Yemeni Currency Continues to Collapse in Saudi-UAE-occupied Areas
The Yemeni Riyal exchange rates continued to decline against the US dollar in the financial trading market in the governorates of Aden and Hadramout.
The Central Bank of Aden was provided with the last installment of the Saudi deposit, estimated at 174 million dollars, as the price of one dollar reached 1015 Riyals.
The Yemeni Riyal maintained stability in the areas under the control of the Salvation Government, reaching 565 Riyals per dollar.
On March 17, the United Nations announced that it had received financial pledges from 36 donors worth $1.3 billion for its humanitarian plan in Yemen. It was seeking to get $4.27 billion, 17.3 million Yemenis.

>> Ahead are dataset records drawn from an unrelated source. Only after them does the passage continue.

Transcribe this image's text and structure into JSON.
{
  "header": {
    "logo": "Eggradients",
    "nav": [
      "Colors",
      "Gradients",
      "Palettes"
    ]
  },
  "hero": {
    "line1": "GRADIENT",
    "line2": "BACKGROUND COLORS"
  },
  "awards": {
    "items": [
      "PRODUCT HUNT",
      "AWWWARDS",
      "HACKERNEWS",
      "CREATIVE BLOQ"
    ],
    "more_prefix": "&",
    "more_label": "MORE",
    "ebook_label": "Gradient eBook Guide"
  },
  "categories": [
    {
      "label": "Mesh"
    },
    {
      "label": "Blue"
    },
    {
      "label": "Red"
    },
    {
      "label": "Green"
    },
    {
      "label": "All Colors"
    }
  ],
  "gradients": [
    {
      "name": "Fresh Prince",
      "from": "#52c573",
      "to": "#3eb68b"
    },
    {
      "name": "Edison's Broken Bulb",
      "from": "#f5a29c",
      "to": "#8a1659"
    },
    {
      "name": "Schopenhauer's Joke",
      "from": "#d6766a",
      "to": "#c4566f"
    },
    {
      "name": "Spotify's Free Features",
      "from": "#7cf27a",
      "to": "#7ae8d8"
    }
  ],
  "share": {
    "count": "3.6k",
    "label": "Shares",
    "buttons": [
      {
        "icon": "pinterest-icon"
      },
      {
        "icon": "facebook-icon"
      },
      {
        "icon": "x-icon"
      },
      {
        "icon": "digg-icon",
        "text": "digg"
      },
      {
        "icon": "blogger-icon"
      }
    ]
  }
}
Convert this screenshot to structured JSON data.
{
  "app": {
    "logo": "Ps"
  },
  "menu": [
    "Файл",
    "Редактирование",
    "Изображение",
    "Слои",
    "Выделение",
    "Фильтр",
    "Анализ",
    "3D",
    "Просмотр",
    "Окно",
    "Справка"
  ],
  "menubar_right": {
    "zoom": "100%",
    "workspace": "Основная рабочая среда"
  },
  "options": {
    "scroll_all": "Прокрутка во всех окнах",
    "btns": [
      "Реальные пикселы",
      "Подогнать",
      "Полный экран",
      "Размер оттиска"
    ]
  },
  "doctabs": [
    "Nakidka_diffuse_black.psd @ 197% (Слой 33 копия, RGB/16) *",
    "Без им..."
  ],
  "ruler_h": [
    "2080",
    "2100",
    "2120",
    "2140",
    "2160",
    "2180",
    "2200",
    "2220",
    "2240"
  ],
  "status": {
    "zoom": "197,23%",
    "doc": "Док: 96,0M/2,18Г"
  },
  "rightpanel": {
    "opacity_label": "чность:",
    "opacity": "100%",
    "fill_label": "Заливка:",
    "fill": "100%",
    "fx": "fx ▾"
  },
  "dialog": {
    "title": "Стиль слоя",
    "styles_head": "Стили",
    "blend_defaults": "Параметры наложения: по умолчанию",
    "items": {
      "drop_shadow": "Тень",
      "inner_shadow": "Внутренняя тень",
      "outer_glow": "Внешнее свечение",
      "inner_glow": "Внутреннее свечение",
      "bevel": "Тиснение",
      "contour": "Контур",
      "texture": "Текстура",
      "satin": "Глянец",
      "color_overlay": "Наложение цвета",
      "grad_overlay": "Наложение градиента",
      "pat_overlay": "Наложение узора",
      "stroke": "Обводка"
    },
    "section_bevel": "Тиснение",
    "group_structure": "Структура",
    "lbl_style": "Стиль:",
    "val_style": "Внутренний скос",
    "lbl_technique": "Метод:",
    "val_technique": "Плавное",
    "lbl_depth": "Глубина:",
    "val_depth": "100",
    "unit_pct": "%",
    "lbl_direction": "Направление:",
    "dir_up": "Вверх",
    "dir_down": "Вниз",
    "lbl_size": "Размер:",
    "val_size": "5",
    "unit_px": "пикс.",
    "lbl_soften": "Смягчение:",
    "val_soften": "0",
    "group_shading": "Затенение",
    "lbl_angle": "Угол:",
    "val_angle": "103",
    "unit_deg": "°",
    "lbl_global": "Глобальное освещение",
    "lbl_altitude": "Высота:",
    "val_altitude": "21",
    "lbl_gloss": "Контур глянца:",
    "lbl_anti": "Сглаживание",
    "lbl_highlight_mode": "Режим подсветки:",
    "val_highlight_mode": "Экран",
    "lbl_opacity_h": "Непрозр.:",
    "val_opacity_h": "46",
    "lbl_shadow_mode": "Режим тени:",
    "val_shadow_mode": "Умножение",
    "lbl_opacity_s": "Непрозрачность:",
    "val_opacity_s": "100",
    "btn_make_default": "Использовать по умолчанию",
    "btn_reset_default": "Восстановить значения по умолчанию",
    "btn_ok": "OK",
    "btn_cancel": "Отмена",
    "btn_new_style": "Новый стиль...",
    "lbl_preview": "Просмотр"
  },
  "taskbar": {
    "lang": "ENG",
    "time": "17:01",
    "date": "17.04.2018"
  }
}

At the end of 2021, the war has killed 377,000 people and lost Yemen’s economy nearly $126 billion, according to the United Nations. Most of the country’s population, numbering about 30 million, has become dependent on aid, in one of the worst humanitarian crises in the world.
Saudi Arabia, backed by the United States and regional allies, launched the war on Yemen in March 2015, with the claim of bringing the government of former Yemeni president Abd Rabbuh Mansour Hadi back to power.
The US-Saudi aggression continues to target neighborhoods and populated areas and destroy the infrastructure of the country, in light of a suspicious international silence.
The war has left hundreds of thousands of Yemenis dead, and displaced millions more. It has also destroyed Yemen’s infrastructure and spread famine and infectious diseases there.